Leukocyte esterase is an enzyme present in most white blood cells (WBCs). Normally, a few white blood cells (see microscopic examination) are present in urine and this test is negative. When the number of WBCs in urine increases significantly, this screening test will become positive.
When the WBC count in urine is high, it means that there is inflammation somewhere in the urinary tract or kidneys. As with the blood test, it’s important to collect urine specimens correctly to prevent contamination with vaginal secretions that can contain WBCs. The most common cause for WBCs in urine (leukocyturia) is a bacterial infection, for example, a bladder infection.
This test can identify many urinary tract infections (UTIs). Bacteria can convert nitrate in your system to nitrite. However, you can have a urinary tract infection despite a negative nitrite test. This is because not all bacteria are capable of converting nitrate to nitrite. Normally, the urinary tract and urine are sterile.
Bilirubin is not present in the urine of normal, healthy individuals. Instead, bilirubin forms in the liver. The liver makes bilirubin using the haemoglobin of old RBCs that are removed from circulation, and the bilirubin is then processed by the intestine.

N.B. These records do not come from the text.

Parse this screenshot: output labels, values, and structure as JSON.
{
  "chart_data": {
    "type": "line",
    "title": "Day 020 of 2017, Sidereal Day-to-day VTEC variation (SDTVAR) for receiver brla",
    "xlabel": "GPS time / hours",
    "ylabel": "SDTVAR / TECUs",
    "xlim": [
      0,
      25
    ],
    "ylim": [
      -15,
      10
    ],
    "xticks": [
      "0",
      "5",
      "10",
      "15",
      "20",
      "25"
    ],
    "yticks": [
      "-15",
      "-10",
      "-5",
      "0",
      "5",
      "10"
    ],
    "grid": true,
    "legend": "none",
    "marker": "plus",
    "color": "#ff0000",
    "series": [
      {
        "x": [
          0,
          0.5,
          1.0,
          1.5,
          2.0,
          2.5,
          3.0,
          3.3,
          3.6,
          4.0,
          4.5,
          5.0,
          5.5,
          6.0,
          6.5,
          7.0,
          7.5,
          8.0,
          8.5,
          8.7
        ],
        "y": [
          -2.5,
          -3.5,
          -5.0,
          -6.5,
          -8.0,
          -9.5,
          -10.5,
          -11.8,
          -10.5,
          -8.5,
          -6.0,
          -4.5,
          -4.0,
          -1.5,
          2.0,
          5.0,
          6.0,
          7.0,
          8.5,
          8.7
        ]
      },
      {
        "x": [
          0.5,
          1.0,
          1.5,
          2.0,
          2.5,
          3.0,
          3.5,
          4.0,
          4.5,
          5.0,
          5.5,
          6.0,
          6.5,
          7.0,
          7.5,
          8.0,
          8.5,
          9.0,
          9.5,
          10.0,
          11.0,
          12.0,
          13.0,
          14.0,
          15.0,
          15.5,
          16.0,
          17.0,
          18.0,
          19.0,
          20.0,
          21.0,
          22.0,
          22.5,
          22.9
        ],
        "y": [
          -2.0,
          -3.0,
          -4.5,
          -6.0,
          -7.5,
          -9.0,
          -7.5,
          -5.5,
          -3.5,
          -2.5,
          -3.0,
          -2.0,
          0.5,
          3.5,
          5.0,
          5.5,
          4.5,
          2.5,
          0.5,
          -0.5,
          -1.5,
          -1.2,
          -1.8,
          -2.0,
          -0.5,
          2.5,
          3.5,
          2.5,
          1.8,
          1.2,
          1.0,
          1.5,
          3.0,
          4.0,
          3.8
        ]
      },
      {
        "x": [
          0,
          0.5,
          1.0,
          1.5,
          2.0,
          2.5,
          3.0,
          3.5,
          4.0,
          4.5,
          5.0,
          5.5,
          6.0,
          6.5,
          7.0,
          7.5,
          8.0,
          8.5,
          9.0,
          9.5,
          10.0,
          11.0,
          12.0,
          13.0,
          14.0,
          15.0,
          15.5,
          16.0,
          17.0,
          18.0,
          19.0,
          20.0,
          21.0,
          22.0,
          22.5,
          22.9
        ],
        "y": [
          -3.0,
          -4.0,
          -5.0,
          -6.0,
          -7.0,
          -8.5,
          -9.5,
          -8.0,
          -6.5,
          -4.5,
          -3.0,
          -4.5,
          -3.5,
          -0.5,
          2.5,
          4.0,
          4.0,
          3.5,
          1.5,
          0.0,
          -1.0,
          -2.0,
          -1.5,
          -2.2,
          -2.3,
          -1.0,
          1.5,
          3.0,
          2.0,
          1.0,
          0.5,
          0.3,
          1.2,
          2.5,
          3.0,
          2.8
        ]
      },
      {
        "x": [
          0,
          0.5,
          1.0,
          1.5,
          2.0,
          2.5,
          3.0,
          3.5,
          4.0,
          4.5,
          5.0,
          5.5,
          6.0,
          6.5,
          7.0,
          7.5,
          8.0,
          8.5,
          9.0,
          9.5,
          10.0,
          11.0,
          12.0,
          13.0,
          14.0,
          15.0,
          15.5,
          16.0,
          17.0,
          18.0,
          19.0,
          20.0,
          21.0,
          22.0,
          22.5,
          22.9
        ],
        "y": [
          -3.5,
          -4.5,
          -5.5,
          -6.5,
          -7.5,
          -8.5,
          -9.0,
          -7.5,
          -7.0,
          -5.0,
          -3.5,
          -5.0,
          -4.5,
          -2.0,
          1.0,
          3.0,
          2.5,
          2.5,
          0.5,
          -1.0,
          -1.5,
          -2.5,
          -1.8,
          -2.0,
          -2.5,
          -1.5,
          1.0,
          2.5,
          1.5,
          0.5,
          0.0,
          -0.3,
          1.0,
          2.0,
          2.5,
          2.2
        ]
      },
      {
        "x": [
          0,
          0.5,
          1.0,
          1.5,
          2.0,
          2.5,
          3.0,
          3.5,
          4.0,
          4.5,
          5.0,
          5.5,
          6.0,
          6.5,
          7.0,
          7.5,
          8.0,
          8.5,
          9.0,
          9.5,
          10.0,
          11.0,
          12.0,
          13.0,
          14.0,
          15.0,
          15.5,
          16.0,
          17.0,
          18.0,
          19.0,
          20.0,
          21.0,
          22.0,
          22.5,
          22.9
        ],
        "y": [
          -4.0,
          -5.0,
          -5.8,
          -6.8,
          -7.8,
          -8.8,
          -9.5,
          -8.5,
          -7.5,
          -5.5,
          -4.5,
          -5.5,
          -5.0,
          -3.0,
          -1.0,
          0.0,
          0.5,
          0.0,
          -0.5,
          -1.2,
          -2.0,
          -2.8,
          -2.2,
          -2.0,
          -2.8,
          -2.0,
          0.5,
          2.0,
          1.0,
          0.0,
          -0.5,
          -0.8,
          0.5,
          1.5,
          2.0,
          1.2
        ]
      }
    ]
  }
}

However, in certain liver diseases, such as biliary obstruction or hepatitis, conjugated bilirubin leaks back into the blood stream and is excreted in urine. The presence of bilirubin in urine is an early indicator of liver disease and can occur before any other clinical symptoms. It can be detected even before jaundice, the yellow discoloration of the skin, develops.
Urobilinogen is normally present in urine in low concentrations. It is formed in the intestine from bilirubin, and a portion of it is absorbed back into the bloodstream. This test helps identify liver disease as well as conditions associated with increased RBC destruction. When urobilinogen is high in urine, it can mean you have a condition where the red blood cells are breaking down and releasing haemoglobin or a liver disease such as hepatitis and cirrhosis. When urine urobilinogen is low or absent, it can mean hepatic or biliary obstruction.